Begitu juga dengan ikan yang dihidangkan, masih sangat segar, seakan mengisyaratkan bahwa ikan-ikan yang berlompatan ketika kami datang tadi, mereka seperti ingin kita mengambil mereka dan menyantapnya.
Seusai makan, anak-anak bermain wahana, tidak banyak waktu yang kami miliki, karena memang kami sampai di café saya sudah menjelang sore, jadi tidak semua wahana dapat kami masuki, bisa jadi lain kali kami harus datang lebih awal, sehingga dapat menikmati dan menghabiskan waktu di tempat ini.

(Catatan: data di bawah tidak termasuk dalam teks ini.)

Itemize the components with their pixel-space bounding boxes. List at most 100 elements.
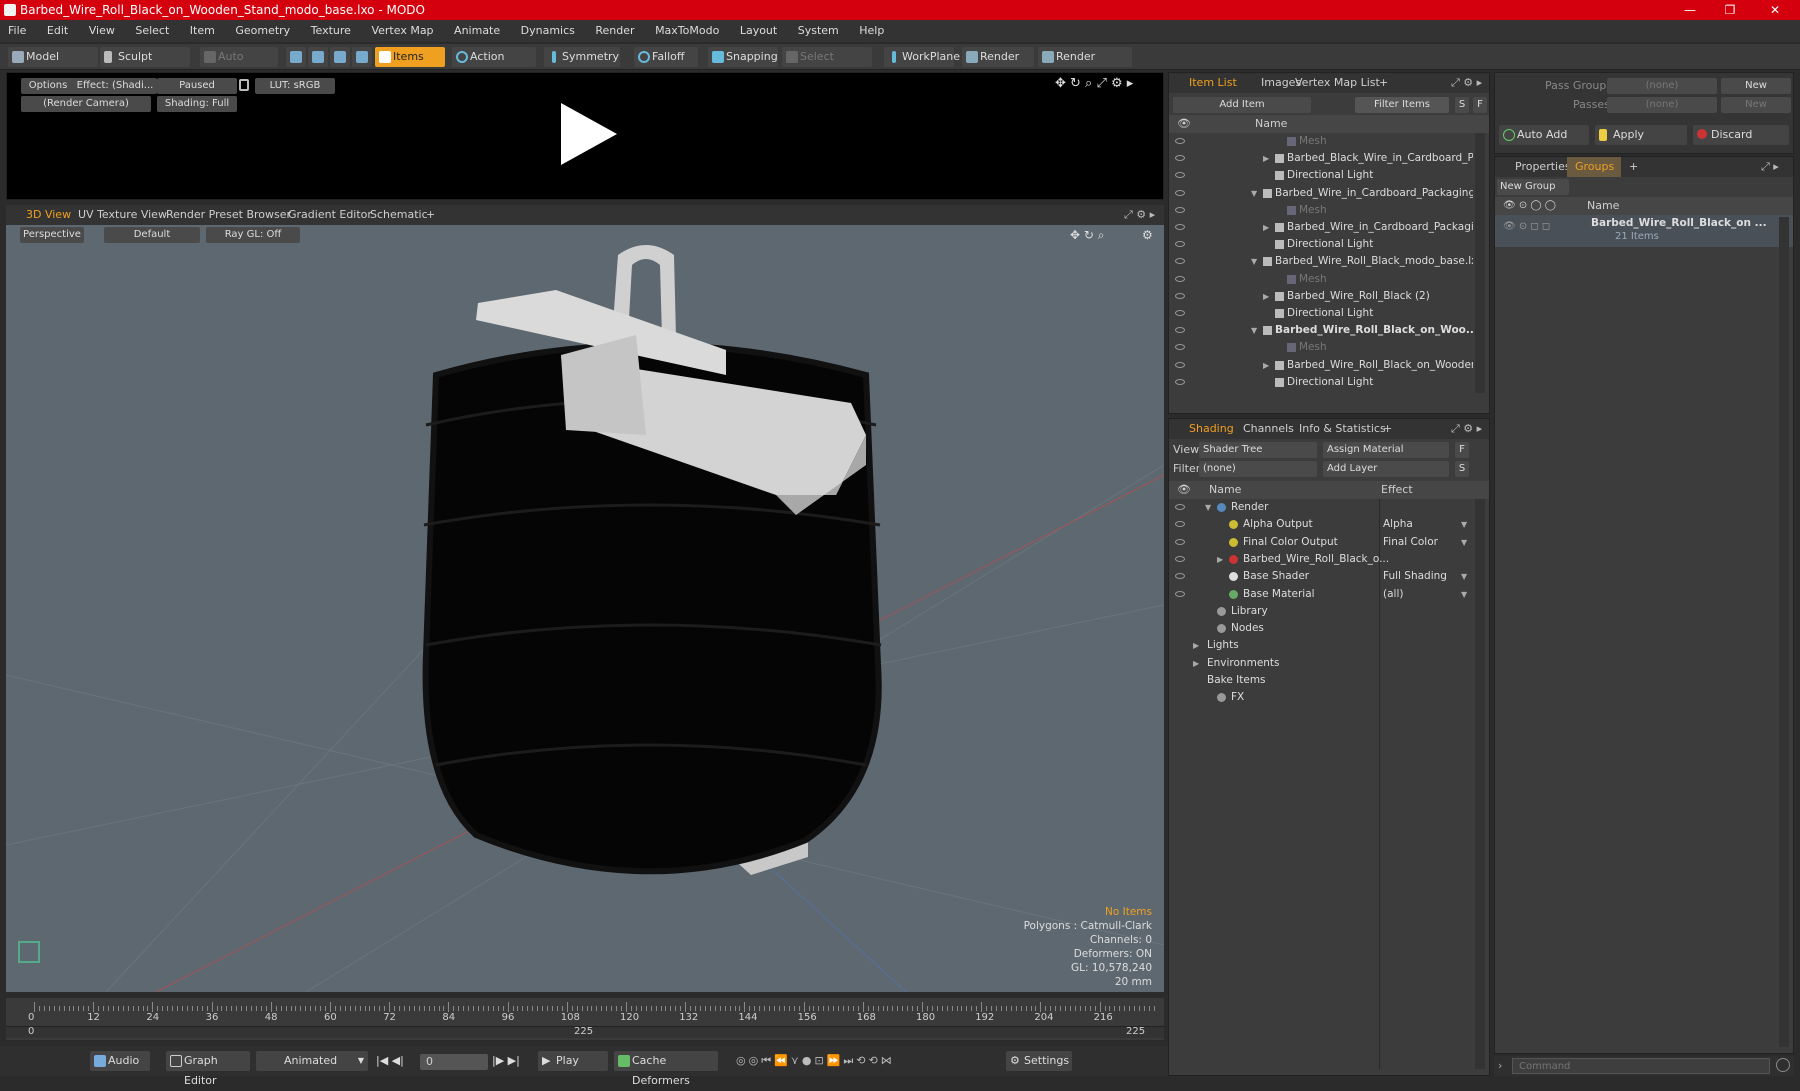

Tidak terasa, adzan magrib sudah berkumandang, kami bergegas mengambil air wudhu untuk sholat di musholla yang terletak di tengah parkiran mobil, musholla yang didesaign dengan bambu dan kayu, benar-benar membawa kita pada suasana zaman old, suasana pedalaman desa yang asri. Setelah sholat magrib kami pun pulang ke rumah. Selamat tinggal café sawah, nantikan aku kembali suatu saat nanti.